The artefacts have been initially found in 2014, with the effort to examine them being performed by the National Museums Scotland in partnership with the University of Glasgow.
Researchers in Scotland have moved to examine and analyse a trove of artefacts courting again to the Viking period, with the assist of a sizeable £1 million grant, The Guardian experiences.
According to the newspaper, the artefacts in query are identified collectively as the Galloway Hoard; initially found in September 2014 “in a field in Dumfries and Galloway”, the trove had since been acquired by the National Museums Scotland (NMS).
As per the “Unwrapping the Galloway Hoard” undertaking, performed by the NMS in partnership with the University of Glasgow, researchers intend to study the artefacts “in detail”.

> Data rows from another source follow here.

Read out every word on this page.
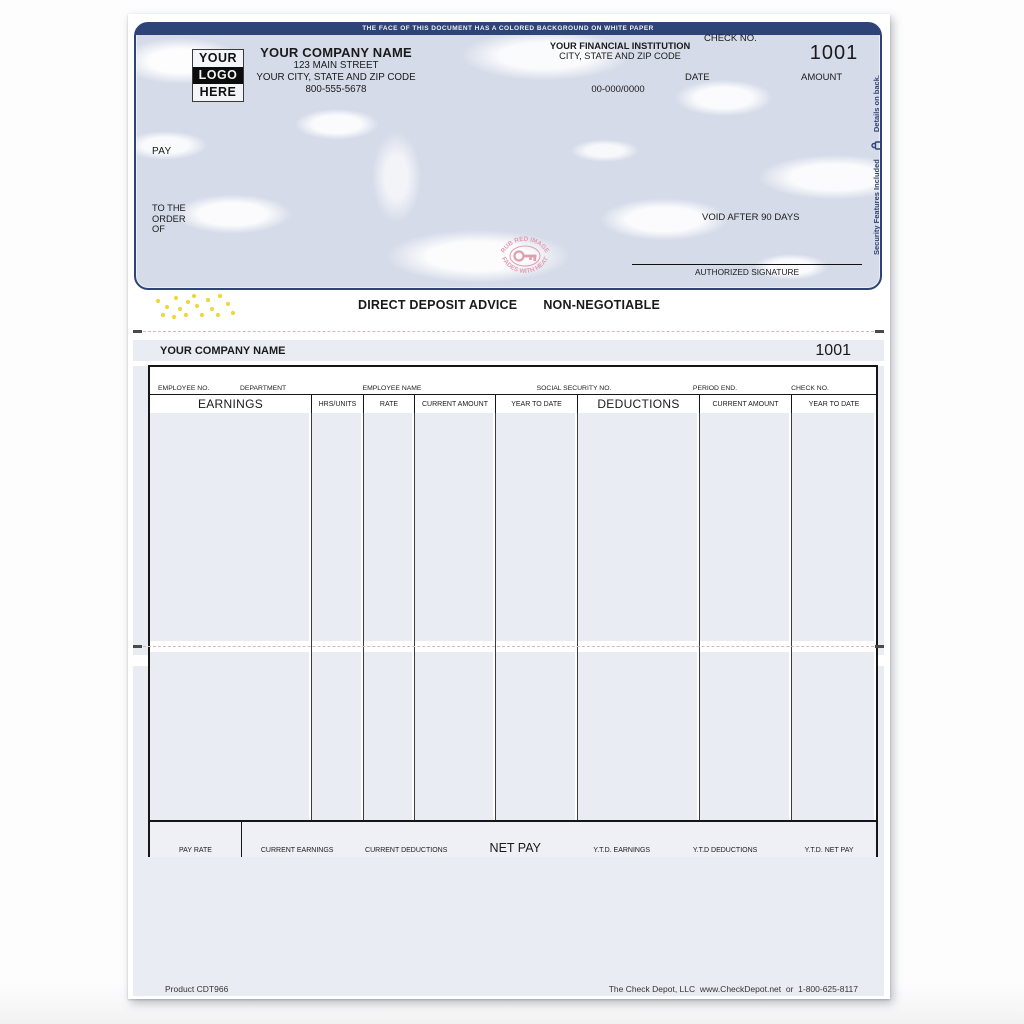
THE FACE OF THIS DOCUMENT HAS A COLORED BACKGROUND ON WHITE PAPER
YOUR
LOGO
HERE
YOUR COMPANY NAME
123 MAIN STREET
YOUR CITY, STATE AND ZIP CODE
800-555-5678
YOUR FINANCIAL INSTITUTION
CITY, STATE AND ZIP CODE
00-000/0000
CHECK NO.
1001
DATE	AMOUNT
PAY
TO THE
ORDER
OF
VOID AFTER 90 DAYS
AUTHORIZED SIGNATURE
RUB RED IMAGE
FADES WITH HEAT
Security Features Included
Details on back.
DIRECT DEPOSIT ADVICE NON-NEGOTIABLE
YOUR COMPANY NAME	1001
EMPLOYEE NO.	DEPARTMENT	EMPLOYEE NAME	SOCIAL SECURITY NO.	PERIOD END.	CHECK NO.
EARNINGS	HRS/UNITS	RATE	CURRENT AMOUNT	YEAR TO DATE	DEDUCTIONS	CURRENT AMOUNT	YEAR TO DATE
PAY RATE	CURRENT EARNINGS	CURRENT DEDUCTIONS	NET PAY	Y.T.D. EARNINGS	Y.T.D DEDUCTIONS	Y.T.D. NET PAY
Product CDT966	The Check Depot, LLC  www.CheckDepot.net  or  1-800-625-8117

As Martin Goldberg, principal curator of medieval archaeology and historical past at NMS, defined, whereas “most hoards are usually interpreted as buried wealth, with the focus on events surrounding the moment of burial”, the Galloway Hoard “challenges this view”, presenting “a rare opportunity to ask in much more detail about how, and why, people assembled and collected hoards during the Viking age”.
While “Unwrapping the Galloway Hoard” is a three-year undertaking, the artefacts are anticipated to go on show as half of an exhibition “next year”, the newspaper provides.